The mobile wallet business is huge and growing. Consider:
• India has an estimated 150 million mobile wallet users, vastly outnumbering the cumulative number of credit cards in India (20 million), points out Vivek Belgavi, partner, financial services technology leader, PwC India.
• According to a study by research and consultancy firm RNCOS, the current Rs 350-crore mobile wallet market could rise to Rs 1,210 crore by 2019.
A mobile wallet is the digital equivalent of a physical wallet. It is an online platform which allows a user to store money in it, just like a bank account although it does not earn you interest. You can send and receive money over the mobile, pay your utility bills and recharge mobile and direct-to-home TV accounts.
“For a customer a mobile wallet has a favourable ring to it as it does not store his or her card details. Also, one can keep a limited amount of money in the wallet. So it limits the downside if anything goes wrong,” points out Girish Nadkarni, managing director, investment banking business, Motilal Oswal, the brokerage house.
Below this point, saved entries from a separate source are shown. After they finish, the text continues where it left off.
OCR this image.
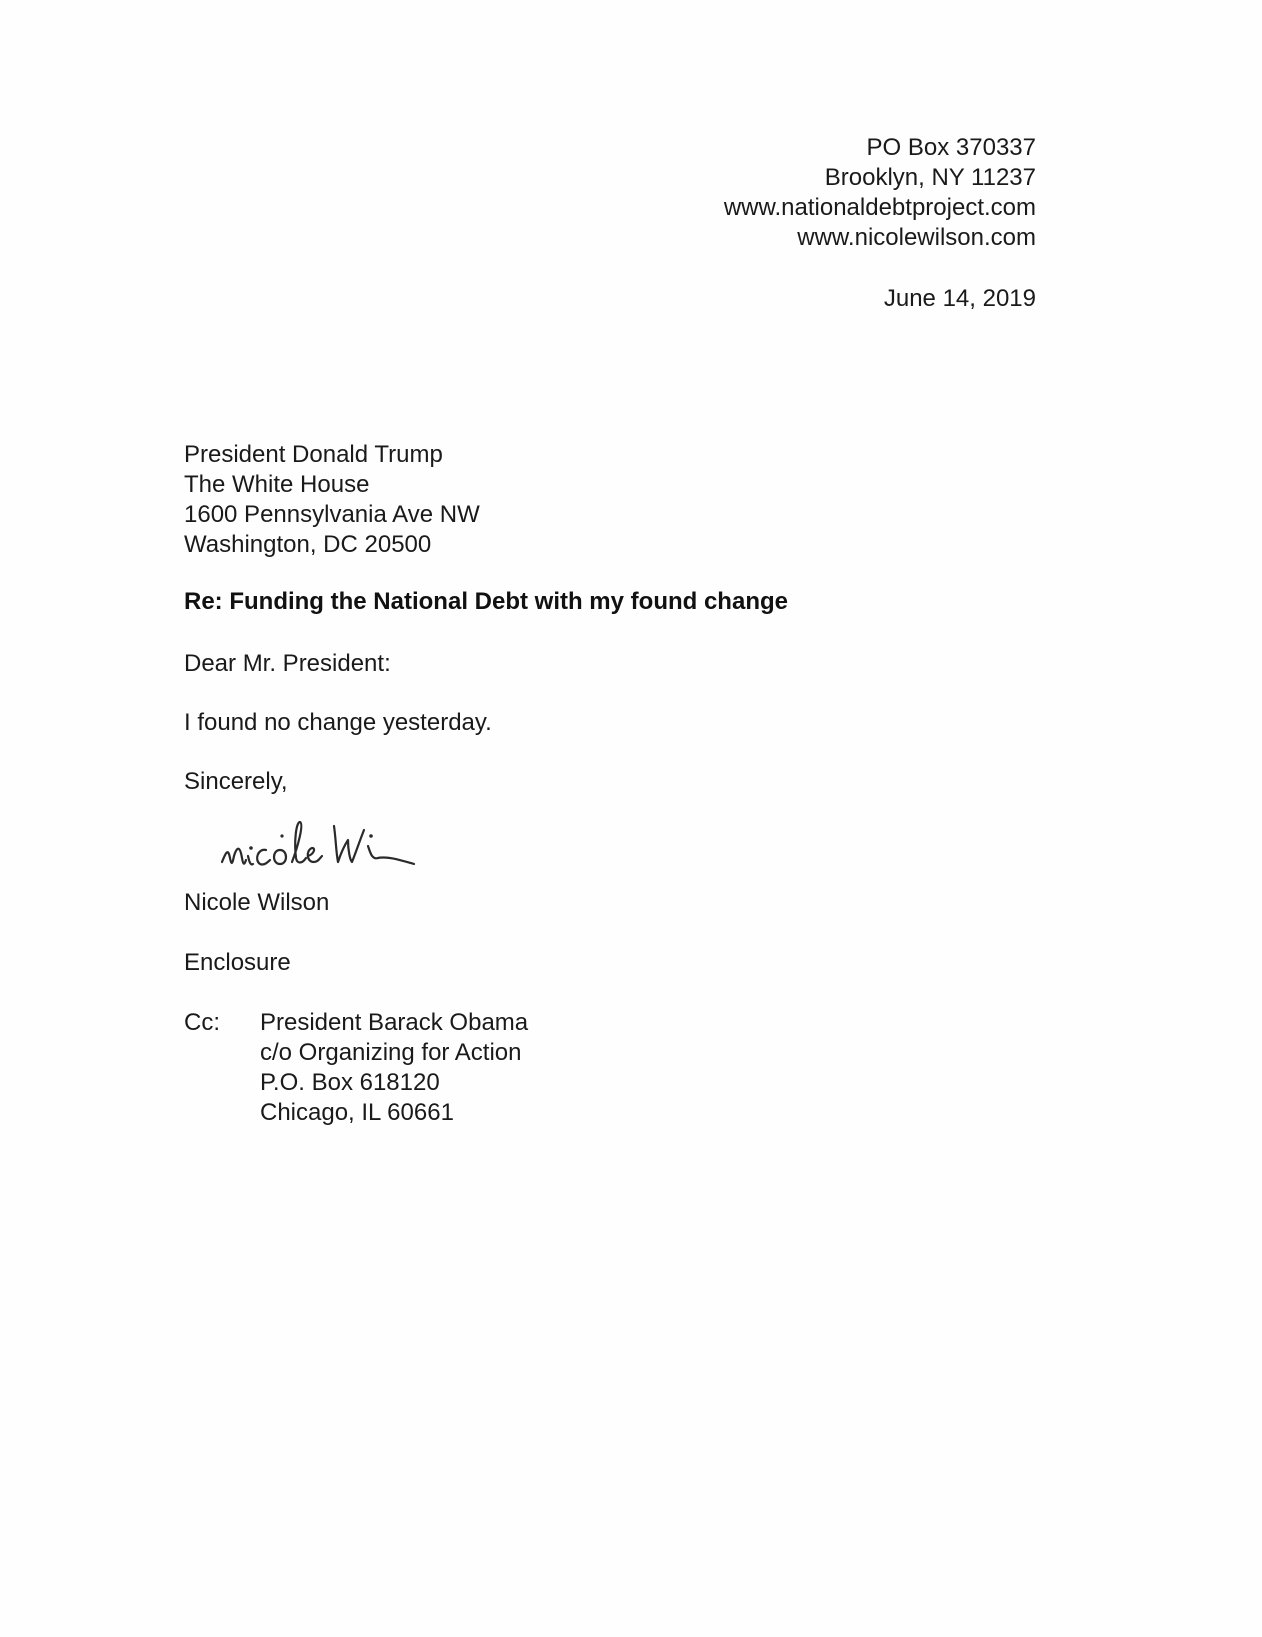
PO Box 370337
Brooklyn, NY 11237
www.nationaldebtproject.com
www.nicolewilson.com
June 14, 2019
President Donald Trump
The White House
1600 Pennsylvania Ave NW
Washington, DC 20500
Re: Funding the National Debt with my found change
Dear Mr. President:
I found no change yesterday.
Sincerely,
Nicole Wilson
Enclosure
Cc: President Barack Obama
c/o Organizing for Action
P.O. Box 618120
Chicago, IL 60661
Also, one does not need to bother about whether one has sufficient money in the physical wallet, adds Amit Lakhotia, vice-president, payments, Paytm.
The payment banks could trigger another wave of mobile wallet expansion. “The payment banks will compete with one another and with existing banks for consumers and transactions,” believes Dilip Abse, chief operating officer, National Payments Corporation of India. With competition heating up, transaction costs will come down and service standards will go up, experts forecast.
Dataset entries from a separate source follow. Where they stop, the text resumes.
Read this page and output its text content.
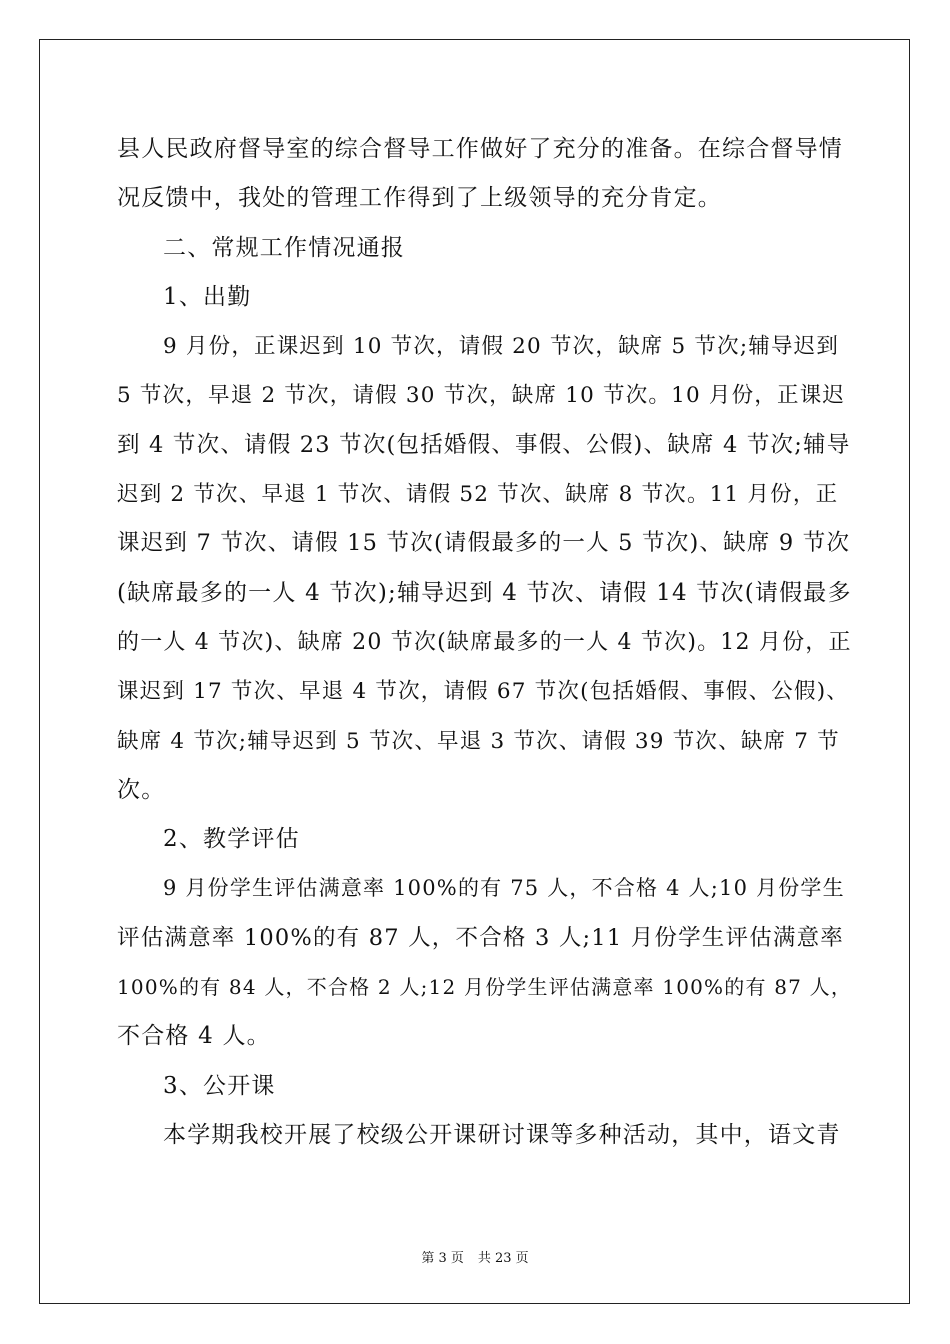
县人民政府督导室的综合督导工作做好了充分的准备。在综合督导情
况反馈中，我处的管理工作得到了上级领导的充分肯定。
二、常规工作情况通报
1、出勤
9 月份，正课迟到 10 节次，请假 20 节次，缺席 5 节次;辅导迟到
5 节次，早退 2 节次，请假 30 节次，缺席 10 节次。10 月份，正课迟
到 4 节次、请假 23 节次(包括婚假、事假、公假)、缺席 4 节次;辅导
迟到 2 节次、早退 1 节次、请假 52 节次、缺席 8 节次。11 月份，正
课迟到 7 节次、请假 15 节次(请假最多的一人 5 节次)、缺席 9 节次
(缺席最多的一人 4 节次);辅导迟到 4 节次、请假 14 节次(请假最多
的一人 4 节次)、缺席 20 节次(缺席最多的一人 4 节次)。12 月份，正
课迟到 17 节次、早退 4 节次，请假 67 节次(包括婚假、事假、公假)、
缺席 4 节次;辅导迟到 5 节次、早退 3 节次、请假 39 节次、缺席 7 节
次。
2、教学评估
9 月份学生评估满意率 100%的有 75 人，不合格 4 人;10 月份学生
评估满意率 100%的有 87 人，不合格 3 人;11 月份学生评估满意率
100%的有 84 人，不合格 2 人;12 月份学生评估满意率 100%的有 87 人，
不合格 4 人。
3、公开课
本学期我校开展了校级公开课研讨课等多种活动，其中，语文青
第 3 页 共 23 页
Indeed, commercial banks are already facing the heat from wallet companies. Notes Shashwat Sharma, partner, management consulting, KPMG, “Mobile wallet companies have edged out banks on the convenience factor.” Customers, apart from using standard payment instruments and net banking, will be open to making mobile payments through wallets, believes Parag Rao, a senior executive vice-president at HDFC Bank.
Some bank executives, however, warn that picking the right wallet could be the key for consumers. Rajesh Kumar, chief general manager, SBI, stresses that the entry of more wallet companies has not only provided consumers with more choices but also created a digital clutter in the market. “Many of these wallets are of limited use as they offer only specific services. With very little user experience, customers may find it difficult to choose the right wallet.”
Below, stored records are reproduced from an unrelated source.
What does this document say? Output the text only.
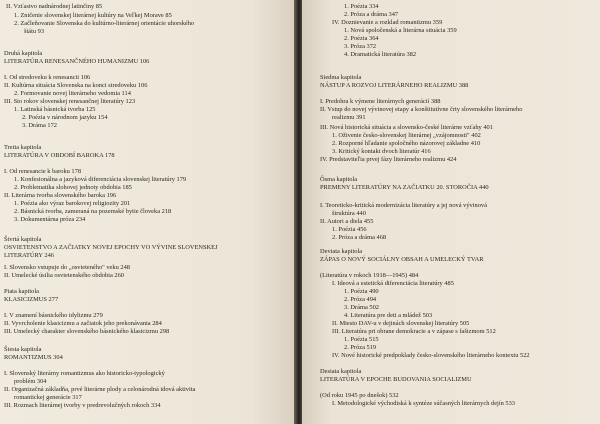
II. Vzťastvo nadnárodnej latinčiny 85
1. Zničenie slovenskej literárnej kultúry na Veľkej Morave 85
2. Začleňovanie Slovenska do kultúrno-literárnej orientácie uhorského
štátu 93
Druhá kapitola
LITERATÚRA RENESANČNÉHO HUMANIZMU 106
I. Od stredoveku k renesancii 106
II. Kultúrna situácia Slovenska na konci stredoveku 106
2. Formovanie novej literárneho vedomia 114
III. Sto rokov slovenskej renesančnej literatúry 123
1. Latinská básnická tvorba 125
2. Poézia v národnom jazyku 154
3. Dráma 172
Tretia kapitola
LITERATÚRA V OBDOBÍ BAROKA 178
I. Od renesancie k baroku 178
1. Konfesionálna a jazyková diferenciácia slovenskej literatúry 179
2. Problematika slohovej jednoty obdobia 185
II. Literárna tvorba slovenského baroka 196
1. Poézia ako výraz barokovej religiozity 201
2. Básnická tvorba, zameraná na pozemské bytie človeka 218
3. Dokumentárna próza 234
Štvrtá kapitola
OSVIETENSTVO A ZAČIATKY NOVEJ EPOCHY VO VÝVINE SLOVENSKEJ
LITERATÚRY 246
I. Slovensko vstupuje do „osvieteného" veku 248
II. Umelecké úsilia osvietenského obdobia 260
Piata kapitola
KLASICIZMUS 277
I. V znamení básnického idylizmu 279
II. Vyvrcholenie klasicizmu a začiatok jeho prekonávania 284
III. Umelecký charakter slovenského básnického klasicizmu 298
Šiesta kapitola
ROMANTIZMUS 304
I. Slovenský literárny romantizmus ako historicko-typologický
problém 304
II. Organizačná základňa, prvé literárne plody a celonárodná idová aktivita
romantickej generácie 317
III. Rozmach literárnej tvorby v predrevolučných rokoch 334
1. Poézia 334
2. Próza a dráma 347
IV. Doznievanie a rozklad romantizmu 359
1. Nová spoločenská a literárna situácia 359
2. Poézia 364
3. Próza 372
4. Dramatická literatúra 382
Siedma kapitola
NÁSTUP A ROZVOJ LITERÁRNEHO REALIZMU 388
I. Predohra k výmene literárnych generácií 388
II. Vstup do novej vývinovej etapy a konštitutívne črty slovenského literárneho
realizmu 391
III. Nová historická situácia a slovensko-české literárne vzťahy 401
1. Oživenie česko-slovenskej literárnej „vzájomnosti" 402
2. Rozporné hľadanie spoločného názorovej základne 410
3. Kritický kontakt dvoch literatúr 416
IV. Predstaviteľia prvej fázy literárneho realizmu 424
Ôsma kapitola
PREMENY LITERATÚRY NA ZAČIATKU 20. STOROČIA 440
I. Teoreticko-kritická modernizácia literatúry a jej nová vývinová
štruktúra 440
II. Autori a diela 455
1. Poézia 456
2. Próza a dráma 468
Deviata kapitola
ZÁPAS O NOVÝ SOCIÁLNY OBSAH A UMELECKÝ TVAR
(Literatúra v rokoch 1918—1945) 484
I. Ideová a estetická diferenciácia literatúry 485
1. Poézia 490
2. Próza 494
3. Dráma 502
4. Literatúra pre deti a mládež 503
II. Miesto DAV-u v dejinách slovenskej literatúry 505
III. Literatúra pri obrane demokracie a v zápase s fašizmom 512
1. Poézia 515
2. Próza 519
IV. Nové historické predpoklady česko-slovenského literárneho kontextu 522
Desiata kapitola
LITERATÚRA V EPOCHE BUDOVANIA SOCIALIZMU
(Od roku 1945 po dnešok) 532
I. Metodologické východiská k syntéze súčasných literárnych dejín 533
One big question begs for an answer. Just how secure are these transactions? The answer: they are as secure as one on a banking platform. Co-founder and CEO of PayU India, Nitin Gupta, says security is well built into the system. Risk detection algorithms and one time passwords are involved, so the risk of misuse is highly limited. Also, most wallet companies are PCI-DSS certified. This certification is only provided to organisations that comply with the stringent set of rules laid by the Security Standards Council.
What then does the future hold for mobile wallet users? Belgavi of PwC India predicts that consumers will be flooded with discounts, deals and offers. And mobile wallets will become the primary mode of payment.
And as technologies develop, mobile wallets will allow consumers to pay on the go with their phones, using NFC (near field communication) technology. Ankur Saxena, CEO, Oxigen Wallet and president, technology innovation, says: “Customers will be able to pay by tapping their smartphone and connecting to an NFC-enabled terminal, which will read all the details from the phone.”
In other words, enter a brave new payments world.